Con l'invasione dell'Ucraina, l'esercito russo non sta solamente affamando gli abitanti delle città sotto assedio. L'occupazione del Paese, che insieme alla Russia è tra i cinque principali produttori mondiali di grano, è destinata ad aggravare la malnutrizione in altre regioni del mondo, anche molto distanti, in un effetto domino di proporzioni globali. Tutto questo avviene in un sistema alimentare fortemente interconnesso, dipendente da poche risorse a rischio estinzione, ancora non riemerso dalla pandemia e già sofferente per le conseguenze dei cambiamenti climatici causati dall'uomo.
Triste precedente. Ucraina e Russia sono responsabili del 12% delle calorie globali scambiate con il commercio alimentare. La maggior parte di esse proviene dal grano: i due Paesi ne coltivano ed esportano il 30% di tutto quello consumato al mondo. L'attacco all'Ucraina e le successive sanzioni alla Russia hanno fatto schizzare i prezzi del grano ai livelli più alti da 2010: è una pessima notizia che avrà conseguenze non solo nell'immediato.
Dodici anni fa gli effetti dei cambiamenti climatici avevano colpito duramente alcuni grandi produttori di grano, come l'Australia, l'Ucraina e gli USA, e questo, insieme ad altri fattori, aveva provocato il forte aumento dei prezzi che fu poi l'origine delle tensioni sociali sfociate nei moti per il pane in Medio Oriente, nelle proteste della Primavera Araba e, alla lunga, nella guerra in Siria.
Paesi come il Camerun, la Repubblica Democratica del Congo, la Libia, la Nigeria, il Sudan e lo Yemen sono fortemente dipendenti dai cereali acquistati da Ucraina e Russia; l'Egitto deriva oltre la metà delle calorie nazionali importate da questi due Paesi. Ma i contraccolpi economici di questa crisi si faranno sentire - attraverso i rincari - anche sulle economie più solide, che proveranno, all'inizio, a diversificare il mercato e acquistare altrove: da Russia e Ucraina provengono anche il 30% dell'orzo mondiale, spesso usato per i mangimi animali; e la Russia produce da sola il 15% dei fertilizzanti usati in agricoltura.
Questo shock piomba su un sistema alimentare globale che, stando all'ultima fotografia del Sesto rapporto di valutazione dell'Intergovernmental Panel on Climate Change, sente già gli scossoni della crisi climatica.

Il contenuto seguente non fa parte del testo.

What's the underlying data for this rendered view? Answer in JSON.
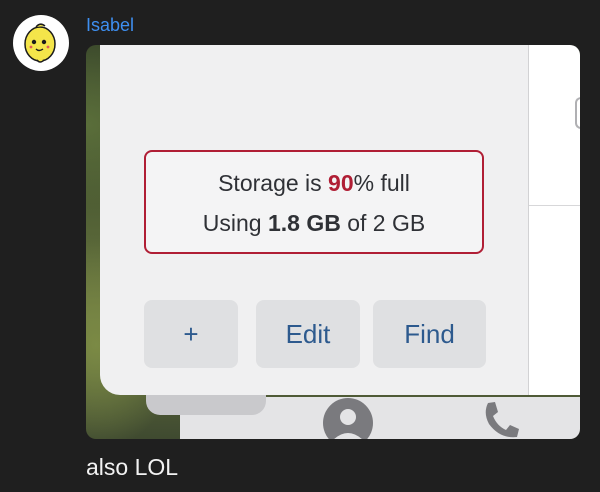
{
  "message": {
    "sender_name": "Isabel",
    "text": "also LOL"
  },
  "avatar": {
    "icon": "lemon-face-icon",
    "background": "#ffffff",
    "fill": "#f4e54a"
  },
  "screenshot": {
    "storage": {
      "prefix": "Storage is ",
      "percent": "90",
      "suffix": "% full",
      "using_prefix": "Using ",
      "used": "1.8 GB",
      "of_label": " of 2 GB"
    },
    "buttons": {
      "add_label": "+",
      "edit_label": "Edit",
      "find_label": "Find"
    },
    "bottom_nav_icons": [
      "person-icon",
      "phone-icon",
      "blue-dot-icon"
    ]
  },
  "colors": {
    "sender": "#3e8ff0",
    "warning": "#b01e35",
    "button_text": "#2d5a8e",
    "background": "#1f1f1f"
  }
}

Meno cibo, già ora. Le alte temperature stanno già peggiorando la qualità e la resa degli ecosistemi che ci sfamano, cioè le terre coltivate e i mari (qui il capitolo dedicato alla sicurezza alimentare). L'effetto è particolarmente visibile nelle regioni del sud del mondo e in quelle equatoriali, minimamente responsabili delle emissioni dannose eppure gravemente colpite dalle conseguenze dell'aumento di gas serra.
Non dobbiamo pensare soltanto a eventi climatici estremi (come siccità o gelate fuori stagione) che distruggono i raccolti. Siamo anche di fronte a danni più silenziosi, costanti e definitivi: lo stesso eccesso di CO2 fa crescere più rapidamente i raccolti li priva di vitamine e minerali essenziali. Intanto, lo stress termico ha già ridotto del 5,3% le rese dei raccolti globali di mais, grano e riso, dal 1961 ad oggi, e per ogni grado aggiuntivo di riscaldamento globale rispetto agli 1,1 °C attuali si attende un'ulteriore riduzione del 10-25%. In Africa occidentale è accaduto lo stesso con le coltivazioni di miglio e sorgo (meno 10% e meno 5%, rispettivamente), alla base dell'alimentazione locale.
Secondo il rapporto inoltre, il 30% delle terre coltivate o adibite a pascolo nel mondo potrebbe diventare improduttivo entro fine secolo, perché troppo arido e asciutto e ormai privato dello strato più esterno di suolo, quello a più alta concentrazione di materiale organico, dove avviene la maggior parte delle attività biologiche.
Oceani meno produttivi. Non va meglio nei mari: il riscaldamento degli oceani è responsabile del collasso delle popolazioni di pesci e degli ecosistemi acquatici più ricchi di biodiversità, come le barriere coralline. Dal 1930 al 2010 la quantità di pescato estraibile dai mari in modo sostenibile si è ridotta del 4,1% (nel frattempo, il numero di bocche terrestri da sfamare è triplicato). Le morie di animali acquatici sono probabilmente raddoppiate negli ultimi 30 anni e potrebbero aumentare di quattro volte la frequenza in futuro, anche se ridurremo le emissioni dannose - dato che l'anidride carbonica rimane in atmosfera per centinaia di anni.